National Religious Broadcasters general counsel Craig Parshall called the Fairness Doctrine a "direct assault on Gospel programming around the world" on Sekulow's radio show, and Sekulow fretted about Islamists and Holocaust deniers being entitled to equal time with Christians should the doctrine be reinstated. The left "can't stand it," added Sekulow's son, Jordan, who also works for ACLJ, "that no one is listening to Air America." Sekulow chimed in, "they really do oppose the values and issues we stand for."
To encourage support for Pence's bill, televangelist Rod Parsley tried to motivate his followers with this scary scenario: "It would shock you to tune in to our TV broadcast and instead find Senator Ted Kennedy promoting abortion rights. Yet this sort of programming could be required by law if the Federal Communications Commission should reinstate the so-called 'Fairness Doctrine.'"
4. Coalition of Conservative Groups Engage in Gender-Bender Scare Tactics
In California, a new law aimed at harmonizing the state's hodge-podge of laws outlawing discrimination in public schools has come under attack by a number of conservative groups. The legislation, SB 777, is designed to prevent discrimination, harassment and bullying of LGBT students in public schools, and to protect kids on the basis gender identity as well as perceived gender identity and orientation.

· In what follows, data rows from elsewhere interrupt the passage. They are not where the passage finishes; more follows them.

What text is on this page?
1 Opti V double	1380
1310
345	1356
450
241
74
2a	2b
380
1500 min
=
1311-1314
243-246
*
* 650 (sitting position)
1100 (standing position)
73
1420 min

But conservatives have pulled out the old scare tactics, asking whether unsuspecting kids will have to endure gender-bending bathrooms with transgendered kids. Capitol Resource Institute, a conservative lobbying group, has launched "Save Our Kids," a referendum drive to stop the implementation of SB 777, and the Alliance Defense Fund and Advocates for Faith and Freedom have filed a lawsuit challenging the law's constitutionality on the grounds that the terms "gender" and "discriminatory bias" are vague. According to the ADF's press release, "State officials are jeopardizing women's privacy and the safety of women and children. Without any standards for determining someone's 'gender,' school officials have no way to prevent a man from using the girl's restroom or locker room, for example, and this should alarm students and parents." Equality California, a gay rights group that lobbied for the bill, said in response to the lawsuit: “It is ironic that organizations that claim to support families are working to overturn a law that will protect students and help keep them in school. Equality California will work to preserve this law and ensure that all California students are safe in school.”
5. Scandal Update
Recently resigned Oral Roberts University president Richard Roberts told students that he didn't want to step down amid charges he misused university resources for his family's lavish lifestyle, but God insisted he do so.

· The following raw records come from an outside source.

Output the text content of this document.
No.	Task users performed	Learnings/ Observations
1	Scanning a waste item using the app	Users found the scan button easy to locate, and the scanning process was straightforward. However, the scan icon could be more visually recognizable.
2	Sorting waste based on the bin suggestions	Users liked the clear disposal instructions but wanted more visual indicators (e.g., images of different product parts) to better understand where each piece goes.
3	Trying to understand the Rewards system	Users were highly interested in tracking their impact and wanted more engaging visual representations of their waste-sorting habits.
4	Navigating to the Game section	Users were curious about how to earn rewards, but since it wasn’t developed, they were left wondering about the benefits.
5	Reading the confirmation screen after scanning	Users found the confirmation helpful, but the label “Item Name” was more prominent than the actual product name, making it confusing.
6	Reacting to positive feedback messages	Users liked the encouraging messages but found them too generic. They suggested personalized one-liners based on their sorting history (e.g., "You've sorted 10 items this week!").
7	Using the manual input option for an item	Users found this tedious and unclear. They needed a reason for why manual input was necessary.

Joyce Meyer, one of the televangelists targeted in Sen. Charles Grassley's probe into use of tax-exempt resources to underwrite personal luxuries, has responded publicly in advance of the Dec. 6 deadline set by the Republican's investigation. But did she answer Grassley's questions? Meyer maintains that her ministry is in compliance with its tax-exempt status under the Internal Revenue Code and that all its financial undertakings are transparent to donors and the public. And about the hottest item Grassley was looking into, a $23,000 commode? Meyer insists that it was not a toilet but a "tall, elegant chest of drawers," and that she didn't actually spend that much on it. How much she did spend, however, she would not say; only that she spent over $260,000 on 68 pieces of furniture when she renovated her 150,000 square foot ministry headquarters. So that averages out to about $4,000 per piece of furniture – it isn’t any $23,000 toilet, but it’s hardly thrifty, either.